Bundesverwaltungsgericht bestätigt Planfeststellungsbeschluss des Thüringer Landesverwaltungsamtes

An der Südwest-Kuppelleitung kann weiter gebaut werden. Das Bundesverwaltungsgericht hat am 18. Juni 2013 die Klage gegen den Planfeststellungsbeschluss des Thüringer Verwaltungsamtes für den zweiten Abschnitt des Leitungsprojekts zurückgewiesen. Das Gericht begründet seine Entscheidung mit der tragenden Funktion des Leitungsprojekts. Die Stromleitung sei im europäischen Verbundnetz und als nationale Kuppelleitung energiewirtschaftlich erforderlich. Die Inbetriebnahme ist für 2015 geplant.

Nach Einreichung der Klage durch die Stadt Großbreitenbach sowie weiterer Kläger gegen den Freistaat Thüringen im Februar 2012 und dem Eilantrag auf einstweiligen Rechtsschutz, waren die Bauarbeiten zunächst unterbrochen worden.

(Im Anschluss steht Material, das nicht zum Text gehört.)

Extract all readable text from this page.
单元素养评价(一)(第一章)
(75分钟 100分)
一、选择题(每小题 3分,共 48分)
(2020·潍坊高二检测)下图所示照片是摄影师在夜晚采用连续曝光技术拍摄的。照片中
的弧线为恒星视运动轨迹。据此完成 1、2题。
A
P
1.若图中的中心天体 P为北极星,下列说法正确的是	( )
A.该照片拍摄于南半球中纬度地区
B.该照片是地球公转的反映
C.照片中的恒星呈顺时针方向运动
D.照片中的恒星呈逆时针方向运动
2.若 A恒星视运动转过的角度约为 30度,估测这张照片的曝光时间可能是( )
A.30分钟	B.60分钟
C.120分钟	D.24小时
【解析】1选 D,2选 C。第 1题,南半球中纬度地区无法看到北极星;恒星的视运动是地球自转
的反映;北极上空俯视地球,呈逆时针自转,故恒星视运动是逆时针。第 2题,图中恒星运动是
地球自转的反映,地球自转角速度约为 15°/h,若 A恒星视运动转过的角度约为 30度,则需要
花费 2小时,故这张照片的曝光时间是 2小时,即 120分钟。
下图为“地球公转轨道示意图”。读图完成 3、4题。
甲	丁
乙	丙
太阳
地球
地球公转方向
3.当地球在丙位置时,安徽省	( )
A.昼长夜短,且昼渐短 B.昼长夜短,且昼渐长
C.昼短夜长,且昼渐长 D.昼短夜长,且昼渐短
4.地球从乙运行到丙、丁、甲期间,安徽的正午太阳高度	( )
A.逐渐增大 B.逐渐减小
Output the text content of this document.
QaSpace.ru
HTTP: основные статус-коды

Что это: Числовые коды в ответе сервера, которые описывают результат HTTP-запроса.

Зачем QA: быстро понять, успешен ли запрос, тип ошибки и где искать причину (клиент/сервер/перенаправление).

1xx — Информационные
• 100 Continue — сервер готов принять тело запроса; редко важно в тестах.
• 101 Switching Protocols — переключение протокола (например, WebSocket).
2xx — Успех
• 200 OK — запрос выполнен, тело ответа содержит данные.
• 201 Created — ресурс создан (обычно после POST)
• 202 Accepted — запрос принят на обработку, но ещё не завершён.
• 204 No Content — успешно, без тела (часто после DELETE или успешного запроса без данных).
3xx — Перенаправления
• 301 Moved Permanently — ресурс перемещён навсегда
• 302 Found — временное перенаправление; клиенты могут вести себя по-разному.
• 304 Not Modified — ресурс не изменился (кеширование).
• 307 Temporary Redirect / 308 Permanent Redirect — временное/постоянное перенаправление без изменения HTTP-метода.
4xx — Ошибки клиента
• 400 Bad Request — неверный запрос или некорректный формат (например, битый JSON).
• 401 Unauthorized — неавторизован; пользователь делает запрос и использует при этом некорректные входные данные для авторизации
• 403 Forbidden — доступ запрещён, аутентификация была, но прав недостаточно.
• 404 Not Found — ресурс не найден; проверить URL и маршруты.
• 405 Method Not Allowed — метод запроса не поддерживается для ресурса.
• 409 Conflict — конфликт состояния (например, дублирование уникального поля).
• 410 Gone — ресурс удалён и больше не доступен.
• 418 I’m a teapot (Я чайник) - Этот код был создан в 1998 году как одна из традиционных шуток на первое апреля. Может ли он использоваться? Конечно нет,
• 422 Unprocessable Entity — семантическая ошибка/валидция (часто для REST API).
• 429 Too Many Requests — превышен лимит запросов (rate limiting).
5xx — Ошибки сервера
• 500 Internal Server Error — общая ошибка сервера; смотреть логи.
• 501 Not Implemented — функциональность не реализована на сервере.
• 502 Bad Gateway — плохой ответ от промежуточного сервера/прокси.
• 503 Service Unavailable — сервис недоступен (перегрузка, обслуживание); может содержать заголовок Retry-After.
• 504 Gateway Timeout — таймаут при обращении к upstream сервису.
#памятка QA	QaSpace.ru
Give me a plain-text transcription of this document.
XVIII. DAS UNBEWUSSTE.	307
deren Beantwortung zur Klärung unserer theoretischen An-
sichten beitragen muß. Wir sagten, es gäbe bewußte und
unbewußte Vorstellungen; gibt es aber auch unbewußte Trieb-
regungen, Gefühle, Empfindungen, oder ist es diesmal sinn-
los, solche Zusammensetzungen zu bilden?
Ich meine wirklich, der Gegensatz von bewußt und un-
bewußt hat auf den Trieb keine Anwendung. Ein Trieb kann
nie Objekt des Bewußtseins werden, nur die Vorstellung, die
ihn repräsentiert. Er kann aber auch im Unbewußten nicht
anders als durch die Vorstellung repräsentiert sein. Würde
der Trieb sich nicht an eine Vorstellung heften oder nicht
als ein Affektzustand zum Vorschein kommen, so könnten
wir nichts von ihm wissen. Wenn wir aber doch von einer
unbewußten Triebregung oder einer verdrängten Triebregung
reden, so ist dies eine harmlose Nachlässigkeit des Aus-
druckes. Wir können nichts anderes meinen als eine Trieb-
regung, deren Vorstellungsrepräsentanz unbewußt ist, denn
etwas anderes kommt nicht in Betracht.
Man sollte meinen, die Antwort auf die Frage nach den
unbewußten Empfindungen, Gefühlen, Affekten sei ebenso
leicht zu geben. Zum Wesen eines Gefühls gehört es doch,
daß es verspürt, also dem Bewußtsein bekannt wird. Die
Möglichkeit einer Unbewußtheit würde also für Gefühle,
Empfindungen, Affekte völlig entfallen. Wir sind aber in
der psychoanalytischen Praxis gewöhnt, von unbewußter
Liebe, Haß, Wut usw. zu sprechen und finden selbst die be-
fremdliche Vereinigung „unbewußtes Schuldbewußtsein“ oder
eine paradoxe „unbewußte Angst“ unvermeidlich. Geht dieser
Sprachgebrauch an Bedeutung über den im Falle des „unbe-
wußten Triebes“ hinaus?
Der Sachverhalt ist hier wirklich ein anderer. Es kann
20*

Nach Ablehnung des Eilantrages wurden diese im September 2012 wieder aufgenommen.

50Hertz begrüßte die höchstrichterliche Entscheidung. Damit hat der Planfeststellungsbeschluss Bestandskraft. Die Wichtigkeit der nun bestehenden Rechtssicherheit bestätigte auch Thüringens Wirtschaftsminister Matthias Machnig in seiner Stellungnahme: „Jetzt gibt es Rechtsklarheit durch ein letztinstanzliches Urteil. Das ist gut. Die Stromtrasse ist in den nächsten Jahren die wichtigste Trasse im Rahmen der Energiewende.“ 50Hertz wird den Bau der Südwest-Kuppelleitung in dem Bewusstsein vorantreiben, dass der Dialog mit den Bürgerinnen und Bürgern, den Städten und Gemeinden weitergehen muss. Die Entscheidung vom 18. Juli 2013 hat ein breites Medienecho erfahren. Bundesweit berichteten das ZDF, dpa und Süddeutsche Zeitung. In Thüringen berichteten das MDR Thüringen-Journal und der MDR-Rundfunk. Die regionale Tagespresse bis nach Sachsen und Bayern berichtete ebenso ausführlich über das Urteil. Auch das Bundesverwaltungsgericht veröffentlichte zur Entscheidung eine Pressemitteilung.